甘い期待が大きく膨らんで思わず息を詰めるかなでに、青い瞳に真剣な色を乗せた悠人が言った。

「姫、どうか僕と」

(どうか僕と!)
















「合奏してもらえませんか。」















「―― それがプロポーズっ!!???!?」

ガバアッッ!!

力いっぱい布団を跳ね上げて、かなでは心の底から叫んだ。

叫んで・・・・・・・・・・・・叫んでから。

「・・・・・・・・・・・・・・・・・・・・・・・・・・・・・・・・・・・・・・・・・・・・・・・・・・・・あれ?」

気が付いた。

自分の目に映っている光景がキラキラのホールでもなんでもなく、見慣れた実家の自分の部屋であることに。

ついでにいうなら、格好はパジャマ。

座っている場所はベッド。

とくれば、結論は一つだ。

「・・・・・・・・・・・・・・・・・・・・・・・・・・・・・・・・・・・・・夢?」

そう、まさしく夢、100%夢、まごうことなく夢。

思わず口元が引きつりそうになりながら視線を向けた先には、1/2の表示を上に乗っけたデジタル時計と神戸の夜景をバックに悠人と撮ったツーショットの写真が収まったフォトフレームが机の上で朝日に輝いていて。

「・・・・・・・・〜〜〜〜〜〜〜〜〜〜〜!」

なんて初夢を見てるの!とか、アレが憧れのシチュエーションなの!?とか自分を心から問い詰めたくなるほどの恥ずかしさにかなでは悶絶する。

布団を叩いたり声にならない声で呻いてみたりしながらも、かなではふとよぎった不安に小さく呟いた。

「本当にあの言葉でプロポーズだったらどうしよう・・・・。」

悠人の事は大好きだ。

プロポーズなんてされたら夢のように目眩がするほど嬉しいに違いないと断言できる。

断言できるけれども!

「・・・・えっと、新くんに頼んでおこう。」

小日向かなで、今年最初の目標は関節的に恋人に素敵なプロポーズの言葉を教える事に決まったらしい。

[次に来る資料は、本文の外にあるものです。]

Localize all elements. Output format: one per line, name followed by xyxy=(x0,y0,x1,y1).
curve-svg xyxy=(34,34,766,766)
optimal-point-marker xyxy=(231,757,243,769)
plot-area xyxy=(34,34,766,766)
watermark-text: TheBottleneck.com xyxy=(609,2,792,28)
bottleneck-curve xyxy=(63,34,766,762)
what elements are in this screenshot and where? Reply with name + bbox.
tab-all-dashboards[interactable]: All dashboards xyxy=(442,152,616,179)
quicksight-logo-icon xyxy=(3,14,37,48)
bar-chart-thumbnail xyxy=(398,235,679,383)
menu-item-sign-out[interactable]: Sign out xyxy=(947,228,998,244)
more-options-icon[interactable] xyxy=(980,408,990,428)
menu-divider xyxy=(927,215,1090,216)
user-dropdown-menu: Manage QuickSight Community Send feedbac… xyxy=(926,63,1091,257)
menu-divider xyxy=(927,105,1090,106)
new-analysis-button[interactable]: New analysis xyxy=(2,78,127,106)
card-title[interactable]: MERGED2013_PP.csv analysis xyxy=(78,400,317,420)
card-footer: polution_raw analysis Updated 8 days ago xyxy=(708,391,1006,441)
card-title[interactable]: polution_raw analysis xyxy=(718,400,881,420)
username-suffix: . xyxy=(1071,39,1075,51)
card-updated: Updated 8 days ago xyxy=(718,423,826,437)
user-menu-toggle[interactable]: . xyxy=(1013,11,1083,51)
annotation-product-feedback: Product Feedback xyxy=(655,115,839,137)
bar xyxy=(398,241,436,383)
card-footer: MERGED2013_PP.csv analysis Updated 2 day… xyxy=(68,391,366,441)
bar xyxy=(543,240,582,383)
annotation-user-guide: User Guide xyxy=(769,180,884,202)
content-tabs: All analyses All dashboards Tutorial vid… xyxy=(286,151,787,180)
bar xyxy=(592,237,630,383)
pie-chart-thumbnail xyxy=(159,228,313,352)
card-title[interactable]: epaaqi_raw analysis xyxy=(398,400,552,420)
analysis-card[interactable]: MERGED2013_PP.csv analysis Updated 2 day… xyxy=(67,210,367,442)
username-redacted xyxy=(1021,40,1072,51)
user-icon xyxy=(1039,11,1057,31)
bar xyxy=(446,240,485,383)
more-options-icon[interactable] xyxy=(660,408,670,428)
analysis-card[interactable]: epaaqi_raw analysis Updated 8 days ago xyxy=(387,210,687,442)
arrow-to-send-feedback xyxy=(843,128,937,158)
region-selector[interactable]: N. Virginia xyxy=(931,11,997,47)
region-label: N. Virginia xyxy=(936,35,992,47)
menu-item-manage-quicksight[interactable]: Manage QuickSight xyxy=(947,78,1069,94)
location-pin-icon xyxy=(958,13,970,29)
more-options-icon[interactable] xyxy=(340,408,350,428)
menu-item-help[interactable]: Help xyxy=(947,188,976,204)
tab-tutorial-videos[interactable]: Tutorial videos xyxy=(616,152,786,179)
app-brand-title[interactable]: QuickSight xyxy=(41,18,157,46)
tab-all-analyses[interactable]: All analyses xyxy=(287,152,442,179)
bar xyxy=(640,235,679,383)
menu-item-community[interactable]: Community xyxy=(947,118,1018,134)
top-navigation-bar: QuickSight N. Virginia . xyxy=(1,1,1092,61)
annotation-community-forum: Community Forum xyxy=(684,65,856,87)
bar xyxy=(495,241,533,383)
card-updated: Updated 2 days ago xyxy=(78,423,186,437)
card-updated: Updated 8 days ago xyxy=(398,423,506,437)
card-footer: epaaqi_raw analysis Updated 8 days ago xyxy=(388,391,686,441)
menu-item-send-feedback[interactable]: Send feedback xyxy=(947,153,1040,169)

                                            〜 END 〜
















― あとがき ―
あけましておめでとうございます〜。
新年復活第一弾がコレ(^^;)
我ながらどうかと思いつつも、意外と楽しかった1作でした。
一応、コルダ無印であった宮廷パロのコルダ3版的なイメージで書いてみました。
配役は以下の通り。

姫:小日向かなで
王:如月律
王子:榊大地
下級騎士:水嶋悠人
侍従:如月響也
悠人の上司的騎士:火積司郎
宮廷楽団員の上級貴族:八木沢雪広
魔王:冥加玲二

多分、身分違いの恋をした騎士と姫に王様が魔王を倒してきたら姫に求婚してもいいよと言った模様。
・・・・響也の扱いが酷くてすいません(^^;)

タイトルはフォーレの「夢のあとで」。